Recommendations for the authors:
Reviewer #2 (Recommendations for the authors):
The authors have addressed my concerns by the addition of new experiments and analysis.
One point remains unclear regarding additional support for the Mcm-ChEC results using ChIP experiments to verify whether MCM redistributes in sir2D cells. In their rebuttal, the authors state that, "New supporting based evidence: ChIP at rDNA Origins. Our ChIP analysis also shows that the disappearance of the MCM signal at rDNA origins in sir2Δ cells released into HU is accompanied by signal accumulation at the replication fork barrier (RFB), indicative of stalled replication forks at this location (Figure 5 figure supplement 3)...." The ChIP data in Figure 5 supplement 3 show accumulation of the Mcm2 ChIP signal to the left of the RFB in sir2D cells but it doesn't look like there is any decrease in the MCM signal in sir2D relative to wild-type cells for the peak C-Pro. There is a new MCM peak suggesting perhaps a new MCM loading event.
Figure 5 figure supplement 3 shows the relative abundance of the MCM ChIP signal across the ~2 kb rDNA region, spanning from the MCM loading site at the rDNA origin (on the left) to the replication fork barrier (RFB) on the right. The MCM-ChIP data are normalized to the highest signal within this rDNA region rather than across the entire genome, meaning that only the relative abundance of MCM within this region is represented, and not comparisons between different conditions. We have now presented the results with the same axes for both alpha factor and HU.

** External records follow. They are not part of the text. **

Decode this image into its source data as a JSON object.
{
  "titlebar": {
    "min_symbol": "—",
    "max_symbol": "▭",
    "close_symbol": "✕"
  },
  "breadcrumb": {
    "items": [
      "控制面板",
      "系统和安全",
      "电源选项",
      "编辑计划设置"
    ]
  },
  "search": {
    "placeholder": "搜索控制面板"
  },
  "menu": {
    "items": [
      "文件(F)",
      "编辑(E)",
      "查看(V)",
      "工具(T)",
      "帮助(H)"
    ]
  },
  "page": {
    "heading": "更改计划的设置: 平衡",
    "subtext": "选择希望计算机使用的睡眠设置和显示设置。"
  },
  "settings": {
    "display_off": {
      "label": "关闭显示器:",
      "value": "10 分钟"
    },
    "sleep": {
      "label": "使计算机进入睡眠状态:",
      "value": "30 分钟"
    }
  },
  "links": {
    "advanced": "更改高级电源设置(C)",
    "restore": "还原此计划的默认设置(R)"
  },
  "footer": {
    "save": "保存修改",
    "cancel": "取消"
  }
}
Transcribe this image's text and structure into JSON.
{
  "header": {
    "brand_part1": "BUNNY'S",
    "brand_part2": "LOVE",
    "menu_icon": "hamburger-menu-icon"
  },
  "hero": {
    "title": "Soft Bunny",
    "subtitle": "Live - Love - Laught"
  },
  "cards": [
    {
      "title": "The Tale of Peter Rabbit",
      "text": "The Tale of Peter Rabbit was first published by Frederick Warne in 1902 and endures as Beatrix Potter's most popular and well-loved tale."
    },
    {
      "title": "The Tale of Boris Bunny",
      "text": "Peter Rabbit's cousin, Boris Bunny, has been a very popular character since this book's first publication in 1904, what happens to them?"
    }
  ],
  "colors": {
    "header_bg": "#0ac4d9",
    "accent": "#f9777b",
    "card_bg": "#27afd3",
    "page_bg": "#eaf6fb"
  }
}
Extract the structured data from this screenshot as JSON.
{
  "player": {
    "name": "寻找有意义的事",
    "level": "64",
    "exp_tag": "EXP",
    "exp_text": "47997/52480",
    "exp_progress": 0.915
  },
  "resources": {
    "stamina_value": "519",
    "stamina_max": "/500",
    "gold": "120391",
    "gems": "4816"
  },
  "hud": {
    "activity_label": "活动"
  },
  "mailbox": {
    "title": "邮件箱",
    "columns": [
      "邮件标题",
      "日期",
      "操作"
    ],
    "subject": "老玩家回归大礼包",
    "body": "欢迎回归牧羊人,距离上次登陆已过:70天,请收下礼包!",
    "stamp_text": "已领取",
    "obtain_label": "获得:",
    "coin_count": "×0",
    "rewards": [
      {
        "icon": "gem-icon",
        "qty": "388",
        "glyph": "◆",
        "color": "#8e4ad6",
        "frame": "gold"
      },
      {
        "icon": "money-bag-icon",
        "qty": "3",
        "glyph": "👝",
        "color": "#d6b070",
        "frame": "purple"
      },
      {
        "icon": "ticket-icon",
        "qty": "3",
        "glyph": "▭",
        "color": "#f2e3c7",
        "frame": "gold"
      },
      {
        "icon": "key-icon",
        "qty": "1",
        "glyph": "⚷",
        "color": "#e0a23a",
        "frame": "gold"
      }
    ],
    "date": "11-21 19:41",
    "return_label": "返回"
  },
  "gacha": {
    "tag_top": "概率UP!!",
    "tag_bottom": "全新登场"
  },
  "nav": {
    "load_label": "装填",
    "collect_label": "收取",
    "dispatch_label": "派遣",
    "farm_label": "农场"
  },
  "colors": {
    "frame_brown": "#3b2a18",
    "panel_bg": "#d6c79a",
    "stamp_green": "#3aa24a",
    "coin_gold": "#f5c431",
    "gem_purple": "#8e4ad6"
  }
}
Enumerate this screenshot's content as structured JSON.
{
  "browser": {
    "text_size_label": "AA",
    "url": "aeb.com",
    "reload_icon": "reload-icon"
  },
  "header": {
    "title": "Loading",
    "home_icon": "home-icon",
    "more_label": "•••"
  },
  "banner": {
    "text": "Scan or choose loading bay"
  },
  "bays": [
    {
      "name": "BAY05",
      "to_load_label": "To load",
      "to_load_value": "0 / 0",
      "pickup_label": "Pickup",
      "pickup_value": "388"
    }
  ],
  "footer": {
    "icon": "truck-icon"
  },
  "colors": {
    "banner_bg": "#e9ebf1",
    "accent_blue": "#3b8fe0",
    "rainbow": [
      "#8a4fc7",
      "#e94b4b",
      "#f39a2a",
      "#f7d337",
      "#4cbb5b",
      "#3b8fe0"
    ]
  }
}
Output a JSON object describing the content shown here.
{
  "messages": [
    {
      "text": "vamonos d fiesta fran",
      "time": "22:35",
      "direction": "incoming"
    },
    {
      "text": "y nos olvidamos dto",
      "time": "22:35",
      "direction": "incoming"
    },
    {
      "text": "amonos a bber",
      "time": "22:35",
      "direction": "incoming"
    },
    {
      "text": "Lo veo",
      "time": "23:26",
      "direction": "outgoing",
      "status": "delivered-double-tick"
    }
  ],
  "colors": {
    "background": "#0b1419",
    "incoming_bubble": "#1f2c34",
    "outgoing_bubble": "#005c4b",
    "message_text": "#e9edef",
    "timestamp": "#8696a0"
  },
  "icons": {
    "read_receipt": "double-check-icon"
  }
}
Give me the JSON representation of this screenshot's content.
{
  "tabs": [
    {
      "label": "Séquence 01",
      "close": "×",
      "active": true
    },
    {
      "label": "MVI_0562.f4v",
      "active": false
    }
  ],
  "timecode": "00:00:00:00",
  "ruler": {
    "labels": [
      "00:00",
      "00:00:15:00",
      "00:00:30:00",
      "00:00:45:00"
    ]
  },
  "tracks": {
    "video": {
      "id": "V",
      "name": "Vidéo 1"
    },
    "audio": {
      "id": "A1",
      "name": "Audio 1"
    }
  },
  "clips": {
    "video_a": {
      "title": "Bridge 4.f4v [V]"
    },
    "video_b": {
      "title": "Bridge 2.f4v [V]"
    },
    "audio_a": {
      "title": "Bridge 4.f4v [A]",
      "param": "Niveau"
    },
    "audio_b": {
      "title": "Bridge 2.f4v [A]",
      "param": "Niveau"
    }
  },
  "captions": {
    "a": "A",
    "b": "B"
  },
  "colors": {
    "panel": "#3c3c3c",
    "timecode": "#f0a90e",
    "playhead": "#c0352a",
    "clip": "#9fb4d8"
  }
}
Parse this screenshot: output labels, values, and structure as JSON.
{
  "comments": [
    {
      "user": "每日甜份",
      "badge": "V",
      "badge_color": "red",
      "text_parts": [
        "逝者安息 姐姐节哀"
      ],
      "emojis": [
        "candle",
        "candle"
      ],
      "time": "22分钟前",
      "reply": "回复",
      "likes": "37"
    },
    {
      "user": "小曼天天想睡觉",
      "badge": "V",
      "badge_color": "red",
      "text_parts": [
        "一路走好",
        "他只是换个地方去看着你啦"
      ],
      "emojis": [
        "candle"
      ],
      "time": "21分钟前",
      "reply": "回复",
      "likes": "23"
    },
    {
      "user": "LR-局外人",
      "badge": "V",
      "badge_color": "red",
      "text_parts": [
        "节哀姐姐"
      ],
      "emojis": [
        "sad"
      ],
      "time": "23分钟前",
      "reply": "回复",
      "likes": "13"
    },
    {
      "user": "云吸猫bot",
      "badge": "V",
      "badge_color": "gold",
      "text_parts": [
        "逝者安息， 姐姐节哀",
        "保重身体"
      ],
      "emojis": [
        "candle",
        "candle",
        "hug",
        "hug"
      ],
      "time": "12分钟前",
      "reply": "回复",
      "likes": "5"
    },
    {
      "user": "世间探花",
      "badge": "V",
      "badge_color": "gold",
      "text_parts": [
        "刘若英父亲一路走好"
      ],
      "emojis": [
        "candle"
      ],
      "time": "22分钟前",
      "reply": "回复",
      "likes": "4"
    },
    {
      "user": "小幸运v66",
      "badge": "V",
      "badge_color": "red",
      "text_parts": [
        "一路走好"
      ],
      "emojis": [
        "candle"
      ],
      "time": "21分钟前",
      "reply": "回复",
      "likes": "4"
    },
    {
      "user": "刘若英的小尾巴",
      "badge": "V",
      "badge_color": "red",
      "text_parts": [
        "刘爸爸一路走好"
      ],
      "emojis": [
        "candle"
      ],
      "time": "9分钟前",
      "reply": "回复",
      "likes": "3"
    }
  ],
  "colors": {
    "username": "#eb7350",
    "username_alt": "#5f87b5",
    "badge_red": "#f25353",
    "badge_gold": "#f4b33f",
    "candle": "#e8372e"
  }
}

In wild-type (WT) cells, the MCM signal remains primarily at the initial loading site. However, in sir2 mutants, a significant portion of the MCM signal shifts rightward, consistent with rDNA origin activation and the movement of MCM along with the progressing replication fork. While some replication forks stall at the RFB, others are positioned between the MCM loading site and the RFB. The additional MCM peak observed does not represent a new MCM loading event, as the experiment was conducted during S-phase, when new MCM loading is not possible.
Reviewer #3 (Recommendations for the authors):
In this revision the authors addressed my concerns and improved the manuscript and the presentation of the data. All my recommendations were implemented.